And which was the supposed "working" kernel version?
In current kernel there are three conditions that can cause merge failure
(and possible crash as a result):
1. dma_addr != dma_next --- skipping over an allocated entry
2. outs->dma_length + s->length > max_seg_size --- max segment size, this
is what I was hitting
3. is_span_boundary(out_entry, base_shift, seg_boundary_size, outs, s) ---
a devices that have special dma_get_seg_boundary(dev)
So, show me a sparc64 kernel where none of these conditions existed and
where merge-accounting was bug-free.
I suppose that before condition (2) was added, the conditions (1) and (3)
still existed, making crashes still possible, although not as common as
with condition (2). But if you want to show me otherwise --- a bug-free
implementation of merge accounting --- just do it.
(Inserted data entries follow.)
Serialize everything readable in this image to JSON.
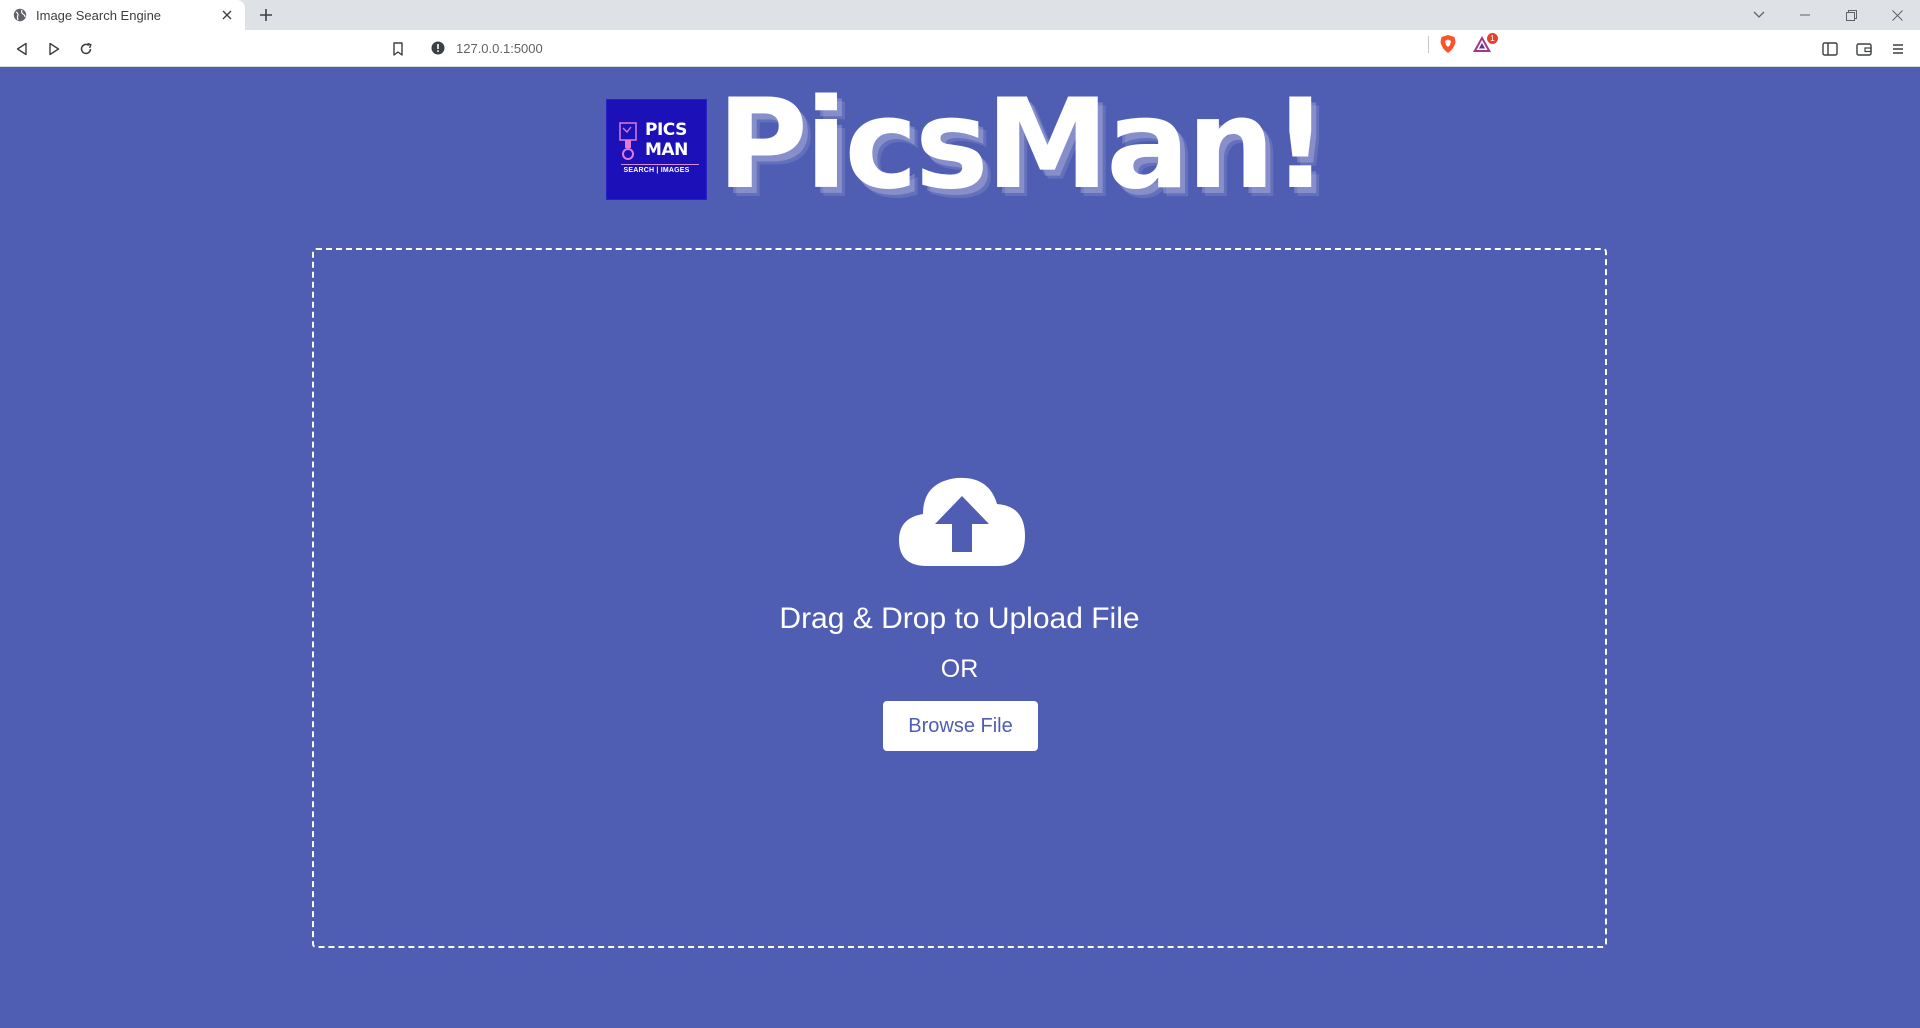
{
  "browser": {
    "tab_title": "Image Search Engine",
    "url": "127.0.0.1:5000",
    "rewards_badge_count": "1"
  },
  "logo": {
    "box_line1": "PICS",
    "box_line2": "MAN",
    "box_tagline": "SEARCH | IMAGES",
    "wordmark": "PicsMan!"
  },
  "upload": {
    "title": "Drag & Drop to Upload File",
    "or_text": "OR",
    "browse_label": "Browse File"
  },
  "colors": {
    "page_background": "#4f5db3",
    "logo_box": "#1c11b8",
    "button_text": "#4f5db3",
    "text": "#ffffff"
  }
}
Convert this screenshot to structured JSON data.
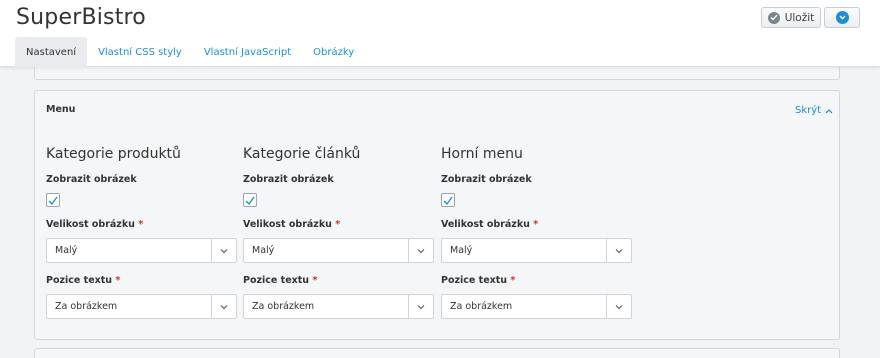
{
  "header": {
    "title": "SuperBistro",
    "save_label": "Uložit"
  },
  "tabs": [
    {
      "label": "Nastavení",
      "active": true
    },
    {
      "label": "Vlastní CSS styly",
      "active": false
    },
    {
      "label": "Vlastní JavaScript",
      "active": false
    },
    {
      "label": "Obrázky",
      "active": false
    }
  ],
  "menu_panel": {
    "title": "Menu",
    "collapse_label": "Skrýt",
    "columns": [
      {
        "heading": "Kategorie produktů",
        "show_image_label": "Zobrazit obrázek",
        "show_image_checked": true,
        "image_size_label": "Velikost obrázku",
        "image_size_value": "Malý",
        "text_position_label": "Pozice textu",
        "text_position_value": "Za obrázkem"
      },
      {
        "heading": "Kategorie článků",
        "show_image_label": "Zobrazit obrázek",
        "show_image_checked": true,
        "image_size_label": "Velikost obrázku",
        "image_size_value": "Malý",
        "text_position_label": "Pozice textu",
        "text_position_value": "Za obrázkem"
      },
      {
        "heading": "Horní menu",
        "show_image_label": "Zobrazit obrázek",
        "show_image_checked": true,
        "image_size_label": "Velikost obrázku",
        "image_size_value": "Malý",
        "text_position_label": "Pozice textu",
        "text_position_value": "Za obrázkem"
      }
    ]
  },
  "required_marker": "*",
  "colors": {
    "accent": "#1a8fd6",
    "required": "#c9302c",
    "panel_bg": "#f5f6f7",
    "page_bg": "#f2f3f5"
  },
  "icons": {
    "save": "check-circle-icon",
    "more": "chevron-down-circle-icon",
    "collapse": "chevron-up-icon",
    "select_arrow": "chevron-down-icon",
    "checkbox": "checkmark-icon"
  }
}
> For the thousanth time, the BIO_VMERGE_BOUNDARY code is useful
Where? BIO_VMERGE_BOUNDARY has nothing to do with actual merging (the
merging happens with or without it BIO_VMERGE_BOUNDARY).
As you mentioned ESP driver, it declares .sg_tablesize = SG_ALL, so
BIO_VMERGE_BOUNDARY has no effect on the operation of this driver. Any
other driver where BIO_VMERGE_BOUNDARY does matter?